Sujay Alvencar, MD1, Erik Holzwanger, MD2, Rohit Dhingra, MD2, Raffi Karagozian, MD1, Lori Olans, MD, MPH2, Nikola Natov, MD2; 1Tufts Medical Center, Boston, MA; 2Tufts University Medical Center, Boston, MA
Introduction: Low grade B cell lymphoma of mucosa associated lymphoid tissue (MALT lymphoma), is an indolent form of non-Hodgkin’s lymphoma (NHL) that comprises approximately 5-10% of all NHL. MALT lymphomas classically originate in the stomach, with less common occurrences in extra-gastric locations. As a result, there is no standardized approach for the treatment of colonic MALT lymphomas when compared with their gastric counterparts. We report a case of a colonic MALT lymphoma incidentally found on colonoscopy to exhibit the pillow sign and the complexity of treatment in the setting of a patient with chronic hepatitis B (HBV) infection.

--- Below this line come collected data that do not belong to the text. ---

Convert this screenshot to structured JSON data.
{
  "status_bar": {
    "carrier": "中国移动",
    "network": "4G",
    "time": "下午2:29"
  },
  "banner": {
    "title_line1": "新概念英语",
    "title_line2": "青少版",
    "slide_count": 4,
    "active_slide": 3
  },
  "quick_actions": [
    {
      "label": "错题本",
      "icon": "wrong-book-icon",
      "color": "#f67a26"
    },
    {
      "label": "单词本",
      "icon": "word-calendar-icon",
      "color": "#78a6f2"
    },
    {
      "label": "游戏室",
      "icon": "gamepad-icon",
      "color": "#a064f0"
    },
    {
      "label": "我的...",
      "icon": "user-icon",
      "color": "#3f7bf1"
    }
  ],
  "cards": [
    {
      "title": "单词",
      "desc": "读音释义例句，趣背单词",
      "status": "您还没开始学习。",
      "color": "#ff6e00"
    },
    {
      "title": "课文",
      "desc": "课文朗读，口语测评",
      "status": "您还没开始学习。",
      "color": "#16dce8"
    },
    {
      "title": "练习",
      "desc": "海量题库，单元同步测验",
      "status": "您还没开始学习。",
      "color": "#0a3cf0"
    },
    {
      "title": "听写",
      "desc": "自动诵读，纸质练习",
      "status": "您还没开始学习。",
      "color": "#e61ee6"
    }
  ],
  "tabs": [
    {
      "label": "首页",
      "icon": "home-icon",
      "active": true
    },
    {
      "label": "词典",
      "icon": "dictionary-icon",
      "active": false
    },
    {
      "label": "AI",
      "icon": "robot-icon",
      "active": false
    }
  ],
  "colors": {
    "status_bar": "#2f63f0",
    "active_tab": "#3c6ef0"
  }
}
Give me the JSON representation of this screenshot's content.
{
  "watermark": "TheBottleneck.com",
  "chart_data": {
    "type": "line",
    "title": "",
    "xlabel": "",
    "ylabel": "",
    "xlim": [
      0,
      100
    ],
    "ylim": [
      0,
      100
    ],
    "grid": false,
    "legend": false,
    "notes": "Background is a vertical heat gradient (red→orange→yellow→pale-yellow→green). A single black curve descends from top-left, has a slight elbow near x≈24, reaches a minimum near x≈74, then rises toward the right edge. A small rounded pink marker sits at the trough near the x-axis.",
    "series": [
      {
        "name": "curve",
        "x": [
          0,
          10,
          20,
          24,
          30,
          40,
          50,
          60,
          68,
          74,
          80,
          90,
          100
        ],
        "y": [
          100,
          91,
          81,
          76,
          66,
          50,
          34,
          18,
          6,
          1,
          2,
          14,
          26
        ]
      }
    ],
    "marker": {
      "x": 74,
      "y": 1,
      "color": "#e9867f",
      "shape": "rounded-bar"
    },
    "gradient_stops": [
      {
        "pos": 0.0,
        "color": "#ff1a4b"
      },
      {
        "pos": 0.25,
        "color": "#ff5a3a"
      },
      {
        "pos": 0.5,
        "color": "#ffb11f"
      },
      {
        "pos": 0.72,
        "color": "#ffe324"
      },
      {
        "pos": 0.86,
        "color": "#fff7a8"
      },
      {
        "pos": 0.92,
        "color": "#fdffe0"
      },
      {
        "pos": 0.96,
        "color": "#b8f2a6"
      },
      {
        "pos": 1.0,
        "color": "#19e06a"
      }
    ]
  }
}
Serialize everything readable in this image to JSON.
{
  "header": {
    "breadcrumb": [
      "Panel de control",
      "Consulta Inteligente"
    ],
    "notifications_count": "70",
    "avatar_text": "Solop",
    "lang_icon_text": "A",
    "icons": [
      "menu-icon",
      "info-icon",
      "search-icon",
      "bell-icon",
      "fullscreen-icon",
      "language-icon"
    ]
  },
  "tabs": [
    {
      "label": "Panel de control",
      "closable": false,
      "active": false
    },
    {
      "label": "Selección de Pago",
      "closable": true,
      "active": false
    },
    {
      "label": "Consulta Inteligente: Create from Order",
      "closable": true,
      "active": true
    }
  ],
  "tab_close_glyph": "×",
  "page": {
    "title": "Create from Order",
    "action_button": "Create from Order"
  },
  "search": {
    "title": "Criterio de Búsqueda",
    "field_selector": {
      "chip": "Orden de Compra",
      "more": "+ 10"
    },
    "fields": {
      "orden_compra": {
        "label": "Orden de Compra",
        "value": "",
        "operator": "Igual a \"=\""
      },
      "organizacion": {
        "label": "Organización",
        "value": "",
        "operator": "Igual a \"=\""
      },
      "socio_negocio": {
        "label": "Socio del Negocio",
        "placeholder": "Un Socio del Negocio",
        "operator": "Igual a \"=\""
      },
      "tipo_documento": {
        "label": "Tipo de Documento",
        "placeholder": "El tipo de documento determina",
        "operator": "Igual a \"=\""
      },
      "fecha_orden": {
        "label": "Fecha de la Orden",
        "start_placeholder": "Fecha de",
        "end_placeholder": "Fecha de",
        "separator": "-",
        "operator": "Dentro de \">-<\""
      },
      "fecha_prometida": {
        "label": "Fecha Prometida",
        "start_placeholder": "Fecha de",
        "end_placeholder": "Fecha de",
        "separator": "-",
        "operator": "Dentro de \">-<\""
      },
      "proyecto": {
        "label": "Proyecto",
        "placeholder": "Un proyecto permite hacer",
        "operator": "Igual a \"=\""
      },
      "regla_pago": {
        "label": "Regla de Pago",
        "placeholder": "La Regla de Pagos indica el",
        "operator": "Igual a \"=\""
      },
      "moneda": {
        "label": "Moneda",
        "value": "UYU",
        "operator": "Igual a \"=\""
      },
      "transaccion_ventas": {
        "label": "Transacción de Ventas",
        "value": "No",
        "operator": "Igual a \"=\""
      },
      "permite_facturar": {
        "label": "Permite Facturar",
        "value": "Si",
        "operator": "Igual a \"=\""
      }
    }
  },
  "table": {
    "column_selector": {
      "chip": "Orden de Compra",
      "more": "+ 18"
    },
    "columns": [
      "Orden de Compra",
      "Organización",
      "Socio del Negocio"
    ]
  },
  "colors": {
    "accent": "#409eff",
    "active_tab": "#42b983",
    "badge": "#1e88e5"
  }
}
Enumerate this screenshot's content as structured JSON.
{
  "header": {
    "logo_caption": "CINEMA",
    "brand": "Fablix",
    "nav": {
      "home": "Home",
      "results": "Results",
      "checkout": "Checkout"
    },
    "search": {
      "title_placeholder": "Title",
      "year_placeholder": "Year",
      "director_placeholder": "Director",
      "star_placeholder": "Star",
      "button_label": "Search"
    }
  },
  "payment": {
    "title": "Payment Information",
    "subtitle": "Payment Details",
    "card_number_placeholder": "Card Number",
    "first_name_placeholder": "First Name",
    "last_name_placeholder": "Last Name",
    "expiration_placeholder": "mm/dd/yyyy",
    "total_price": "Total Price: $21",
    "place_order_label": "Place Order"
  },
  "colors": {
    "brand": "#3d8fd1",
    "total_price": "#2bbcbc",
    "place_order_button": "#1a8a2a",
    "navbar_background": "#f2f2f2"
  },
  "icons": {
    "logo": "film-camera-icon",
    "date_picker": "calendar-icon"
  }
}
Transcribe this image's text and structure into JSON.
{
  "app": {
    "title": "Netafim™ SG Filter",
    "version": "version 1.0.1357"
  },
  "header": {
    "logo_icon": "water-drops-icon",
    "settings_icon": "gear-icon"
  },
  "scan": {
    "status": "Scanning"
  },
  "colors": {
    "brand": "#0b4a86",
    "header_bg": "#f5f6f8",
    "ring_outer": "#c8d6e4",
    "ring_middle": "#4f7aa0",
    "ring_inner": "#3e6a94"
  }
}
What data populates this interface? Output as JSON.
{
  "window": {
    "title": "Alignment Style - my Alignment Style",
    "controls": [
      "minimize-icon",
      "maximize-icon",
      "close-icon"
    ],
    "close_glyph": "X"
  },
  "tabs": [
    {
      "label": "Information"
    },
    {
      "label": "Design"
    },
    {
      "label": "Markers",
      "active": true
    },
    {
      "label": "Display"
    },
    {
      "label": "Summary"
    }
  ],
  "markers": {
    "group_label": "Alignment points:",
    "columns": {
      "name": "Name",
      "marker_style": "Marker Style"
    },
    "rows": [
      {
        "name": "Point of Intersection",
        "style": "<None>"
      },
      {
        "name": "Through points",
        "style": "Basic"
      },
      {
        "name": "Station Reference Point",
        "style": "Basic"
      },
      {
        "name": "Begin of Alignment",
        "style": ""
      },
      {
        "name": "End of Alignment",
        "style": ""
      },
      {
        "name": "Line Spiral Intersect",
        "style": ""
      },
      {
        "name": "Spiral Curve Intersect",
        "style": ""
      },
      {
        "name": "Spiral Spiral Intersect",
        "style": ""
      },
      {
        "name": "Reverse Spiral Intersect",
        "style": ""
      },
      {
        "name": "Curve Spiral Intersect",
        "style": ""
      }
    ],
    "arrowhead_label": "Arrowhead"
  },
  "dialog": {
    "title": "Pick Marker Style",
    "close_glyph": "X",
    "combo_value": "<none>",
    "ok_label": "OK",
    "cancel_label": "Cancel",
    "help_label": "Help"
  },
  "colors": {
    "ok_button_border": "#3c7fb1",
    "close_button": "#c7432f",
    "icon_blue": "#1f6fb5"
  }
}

Methods: A 56 year-old man from China with untreated chronic HBV presented to his primary care physician with one month of unintentional 10 pound weight loss and worsening fatigue. Laboratory data, chest x-ray and physical exam were unremarkable. Colonoscopic evaluation revealed a 6 mm subepithelial lesion at the hepatic flexure with a positive pillow sign. Biopsies of the lesion were diagnostic for extranodal marginal zone lymphoma of mucosa-associated lymphoid tissue. Upper endoscopic biopsies of the antrum and body returned positive for Helicobacter pylori (H. Pylori) gastritis subsequently treated with quadruple therapy. CT of the chest, abdomen and pelvis for staging did not demonstrate metastatic lesions. PET scan showed reactive cervical lymph nodes but no metastatic disease. After a multidisciplinary discussion, the decision was made to proceed with endoscopic mucosal resection given the lack of metastatic disease and the desire to avoid rituximab in the setting of chronic HBV. The patient underwent a repeat colonoscopy following mucosal resection of the lesion with biopsies of the mucosectomy scar positive for persistent MALT lymphoma. As a result, he is currently undergoing further evaluation of treatment for his chronic HBV for possible initiation of Rituximab. Discussion: This case describes an unusual presentation of colonic MALT lymphoma and highlights the complexities of treating this disease. While colonic MALT lymphoma has had many endoscopic descriptions, none to date have reported an associated pillow sign. The differential diagnosis for lesions exhibiting the pillow sign should not be limited to benign etiologies alone. Colonic MALT lymphoma should now be considered as well. In our case, despite H. pylori eradication and endoscopic mucosal resection, disease recurrence occurred with chronic HBV limiting the use of rituximab.
Figure 1. The 6mm subepithelial lesion exhibiting the pillow sign at the hepatic flexure. Image A demonstrates original lesion at hepatic flexure prior to intervention. Image B demonstrates a closed forceps induced indentation. Image C demonstrates reversion of the indentation with the lesion returning to its original shape.
Figure 2. Image A demonstrates hepatic flexure lesion under low power. Image B demonstrates hepatic flexure lesion under high power. The pathology report was diagnostic for MALT lymphoma.
Disclosures: Sujay Alvencar indicated no relevant financial relationships. Erik Holzwanger indicated no relevant financial relationships. Rohit Dhingra indicated no relevant financial relationships. Raffi Karagozian indicated no relevant financial relationships. Lori Olans indicated no relevant financial relationships. Nikola Natov indicated no relevant financial relationships.